以下是一个实例：在执行20个左右的进程(IO密集)时CPU的实际状态。

线程是比进程低一个级别的概念。一个进程下的多个线程可以共享内存资源，其通信可以直接在内存级别，而不必像进程一样，要通过消息管道。

协程是更加轻量级的概念。

总体感觉上，协程并发的实现比线程并发更负责一些。

1.1 协程并发

使用deepseek测试

串行时

python 复制代码

from langchain.chains import LLMChain
from langchain_community.chat_models import ChatOpenAI
from langchain.prompts import PromptTemplate

def generate_serially(key ='YOURKEY'):
    # load model 
    llm = ChatOpenAI(
        model='deepseek-chat', 
        openai_api_key=key, 
        openai_api_base='https://api.deepseek.com',
        temperature=0
    )
    # setting prompt
    prompt = PromptTemplate(
        input_variables=["product"],
        template="What is one good name for a company that makes {product}? Give name only.",
    )
    
    chain = LLMChain(llm=llm, prompt=prompt)
    for _ in range(5):
        resp = chain.run(product="toothpaste")
        print(resp)

generate_serially()
BrightSmile
BrightSmile
BrightSmile
BrightSmile
BrightSmile

4.27S

协程: 一般分为两级，worker和player。

python 复制代码

async def generate_concurrently(key ='YOURKEY'):
    llm = ChatOpenAI(
        model='deepseek-chat', 
        openai_api_key=key, 
        openai_api_base='https://api.deepseek.com',
        temperature=1.0
    )
    prompt = PromptTemplate(
        input_variables=["product"],
        template="What is one good name for a company that makes {product}? Give name only.",
    )
    chain = LLMChain(llm=llm, prompt=prompt)
    task = chain.arun(product="toothpaste")
    return task

async def generate_all(count=10): 
    tasks = [generate_concurrently() for _ in range(count)]
    res = await asyncio.gather(*tasks)
    return res


import time 
import asyncio

s = time.perf_counter()
# 如果在Jupyter之外运行此代码，请使用asyncio.run(generate_concurrently())
res = await generate_all()
# await generate_concurrently()
elapsed = time.perf_counter() - s
print("\033[1m" + f"Concurrent executed in {elapsed:0.2f} seconds." + "\033[0m")
# print (res) 

s = time.perf_counter()
generate_serially()
elapsed = time.perf_counter() - s
print("\033[1m" + f"Serial executed in {elapsed:0.2f} seconds." + "\033[0m")

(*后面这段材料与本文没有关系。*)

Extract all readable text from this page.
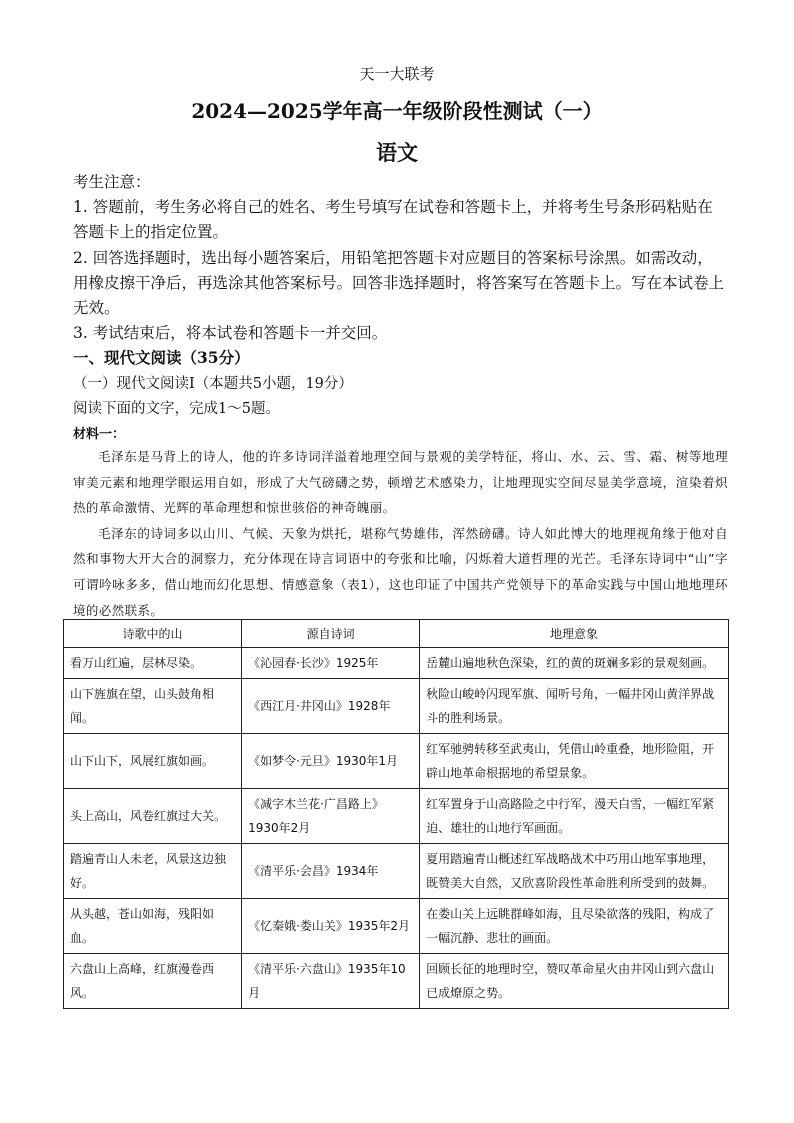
天一大联考
2024—2025学年高一年级阶段性测试（一）
语文

考生注意：

1. 答题前，考生务必将自己的姓名、考生号填写在试卷和答题卡上，并将考生号条形码粘贴在答题卡上的指定位置。

2. 回答选择题时，选出每小题答案后，用铅笔把答题卡对应题目的答案标号涂黑。如需改动，用橡皮擦干净后，再选涂其他答案标号。回答非选择题时，将答案写在答题卡上。写在本试卷上无效。

3. 考试结束后，将本试卷和答题卡一并交回。

一、现代文阅读（35分）
（一）现代文阅读Ⅰ（本题共5小题，19分）
阅读下面的文字，完成1～5题。
材料一：

毛泽东是马背上的诗人，他的许多诗词洋溢着地理空间与景观的美学特征，将山、水、云、雪、霜、树等地理审美元素和地理学眼运用自如，形成了大气磅礴之势，顿增艺术感染力，让地理现实空间尽显美学意境，渲染着炽热的革命激情、光辉的革命理想和惊世骇俗的神奇魄丽。

毛泽东的诗词多以山川、气候、天象为烘托，堪称气势雄伟，浑然磅礴。诗人如此博大的地理视角缘于他对自然和事物大开大合的洞察力，充分体现在诗言词语中的夸张和比喻，闪烁着大道哲理的光芒。毛泽东诗词中“山”字可谓吟咏多多，借山地而幻化思想、情感意象（表1），这也印证了中国共产党领导下的革命实践与中国山地地理环境的必然联系。

诗歌中的山	源自诗词	地理意象
看万山红遍，层林尽染。	《沁园春·长沙》1925年	岳麓山遍地秋色深染，红的黄的斑斓多彩的景观刻画。
山下旌旗在望，山头鼓角相闻。	《西江月·井冈山》1928年	秋险山峻岭闪现军旗、闻听号角，一幅井冈山黄洋界战斗的胜利场景。
山下山下，风展红旗如画。	《如梦令·元旦》1930年1月	红军驰骋转移至武夷山，凭借山岭重叠，地形险阻，开辟山地革命根据地的希望景象。
头上高山，风卷红旗过大关。	《减字木兰花·广昌路上》1930年2月	红军置身于山高路险之中行军，漫天白雪，一幅红军紧迫、雄壮的山地行军画面。
踏遍青山人未老，风景这边独好。	《清平乐·会昌》1934年	夏用踏遍青山概述红军战略战术中巧用山地军事地理，既赞美大自然，又欣喜阶段性革命胜利所受到的鼓舞。
从头越，苍山如海，残阳如血。	《忆秦娥·娄山关》1935年2月	在娄山关上远眺群峰如海，且尽染欲落的残阳，构成了一幅沉静、悲壮的画面。
六盘山上高峰，红旗漫卷西风。	《清平乐·六盘山》1935年10月	回顾长征的地理时空，赞叹革命星火由井冈山到六盘山已成燎原之势。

Concurrent executed in 0.21 seconds.

所以从效果上，速度提升了10倍。本次，针对单个api-key的并发问题，用

1.2 线程并发

一种是无返回的并发方式，其实比较适合我目前的case

总执行时间为2.01秒（单个任务需要执行2秒）

python 复制代码

import threading
import time
 
def task(n):
    print(f"Thread {n} starting")
    time.sleep(2)
    print(f"Thread {n} finished")
    return 'ok'
 
def main():
    threads = []
    for i in range(5):  # 创建5个线程
        t = threading.Thread(target=task, args=(i,))
        threads.append(t)
        t.start()
    
    for t in threads:
        t.join()  # 等待所有线程完成

    return t
t = main()

Thread 0 starting
Thread 1 starting
Thread 2 starting
Thread 3 starting
Thread 4 starting
Thread 4 finished
Thread 1 finished
Thread 2 finished
Thread 0 finished
Thread 3 finished

如果需要收集每个worker的返回数据

python 复制代码

import concurrent.futures
import time

# 定义一个需要并发执行的函数，并返回结果
def worker(thread_id):
    print(f"Thread {thread_id} started")
    time.sleep(2)  # 模拟耗时操作
    result = f"Result from thread {thread_id}"
    print(f"Thread {thread_id} finished")
    return result

# 使用 ThreadPoolExecutor 来管理线程并获取结果
with concurrent.futures.ThreadPoolExecutor(max_workers=5) as executor:
    # 提交任务并获取 Future 对象
    futures = [executor.submit(worker, i) for i in range(5)]
    
    # 获取结果
    results = [future.result() for future in concurrent.futures.as_completed(futures)]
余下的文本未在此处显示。